Die Äbtissin Herrad von Landsberg erarbeitete ein europäisches Lexikon, Hortus Deliciarum, aus, das das gesamte Wissen seiner Zeit vereinigen sollte.

Herrad von Landsberg (auch bekannt als Herrad von Hohenburg, Herradis Landsbergensis) wurde zwischen 1125 und 1130 geboren. Die Äbtissin starb am 25. Juli 1195 auf dem Odilienberg im Elsass.

Herrad von Landsberg war Äbtissin des Kloster Hohenburg von 1167 bis zu ihrem Tod im Jahre 1195 und Schriftstellerin.

Hortus Deliciarum

Herrad arbeitete ein europäische Lexikon aus.
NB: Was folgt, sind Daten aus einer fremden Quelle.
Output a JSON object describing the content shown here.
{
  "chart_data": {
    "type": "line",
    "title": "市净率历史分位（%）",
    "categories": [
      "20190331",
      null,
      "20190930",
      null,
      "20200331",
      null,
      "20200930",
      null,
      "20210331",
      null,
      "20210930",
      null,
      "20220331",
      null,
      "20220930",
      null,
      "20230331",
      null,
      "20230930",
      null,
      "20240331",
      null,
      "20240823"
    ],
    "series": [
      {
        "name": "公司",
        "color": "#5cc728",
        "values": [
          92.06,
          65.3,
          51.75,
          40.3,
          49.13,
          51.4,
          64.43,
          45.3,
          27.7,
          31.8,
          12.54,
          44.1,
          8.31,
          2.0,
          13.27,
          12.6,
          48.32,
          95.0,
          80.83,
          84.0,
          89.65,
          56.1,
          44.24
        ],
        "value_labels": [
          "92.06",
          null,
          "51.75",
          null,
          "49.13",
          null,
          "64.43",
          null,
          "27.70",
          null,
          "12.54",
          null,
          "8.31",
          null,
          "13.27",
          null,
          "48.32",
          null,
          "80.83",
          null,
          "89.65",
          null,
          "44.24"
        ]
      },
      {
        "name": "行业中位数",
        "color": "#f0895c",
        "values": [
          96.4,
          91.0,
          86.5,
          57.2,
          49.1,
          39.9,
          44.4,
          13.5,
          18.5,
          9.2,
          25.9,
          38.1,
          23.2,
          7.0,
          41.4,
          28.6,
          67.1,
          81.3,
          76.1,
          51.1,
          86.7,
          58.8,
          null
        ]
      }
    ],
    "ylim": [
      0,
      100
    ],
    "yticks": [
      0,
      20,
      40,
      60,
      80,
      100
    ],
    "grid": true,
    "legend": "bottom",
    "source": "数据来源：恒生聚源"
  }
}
Ihr Hortus Deliciarum (Garten der Wonne bzw. Garten der Köstlichkeiten) entstand um 1180 und hatte den Anspruch eine Enzyklopädie des gesamten Wissens, einschließlich der Theologie, der damaligen Zeit (Hochmittelalter) zu sein.

Noch heute besitzt der Hortus Deliciarum einen unschätzbaren Wert. Das reich bebilderte Werk ist leider nicht mehr im Original erhalten. Es wurde lange Zeit in der Abtei Hohenburg aufbewahrt und dann, während der Französischen Revolution, in die städtische Bibliothek von Straßburg gebracht. Christian Moritz (oder Maurice) Engelhardt fertigte 1818 eine Kopie der Miniaturen an. 1870 wurde der Hortus Deliciarum in Folge des Deutsch-Französischen Krieges verbrannt. In der Stadtbibliothek von Straßburg gibt es ein Faksimile von 1818. Es existieren außerdem Nachzeichnungen des Hortus Deliciarum.

Inhalt Hortus Deliciarum

Der Hortus Deliciarum, der das geistliche und profane Wissen des Hochmittelalters für die Klosterschwestern des Hohenburger Klosters in lateinischer Sprache zusammenfasste, war die erste nachweislich von einer Frau verfasste Enzyklopädie. Insgesamt 336 Miniaturen zieren das Lexikon, eben diese Abbildungen machen das Werk so einzigartig. Viele der Miniaturen sind symbolische Vorstellungen der theologische, philosophischen und literarischen Themen, die im Hortus behandelt werden. Einige der Abbildungen sind historisch, andere stellen mit der persönlichen Erfahrung von Herrad von Landsberg verknüpfte Szenen dar. In einigen Bildern finden sich die Porträts ihrer Mitschwestern wieder.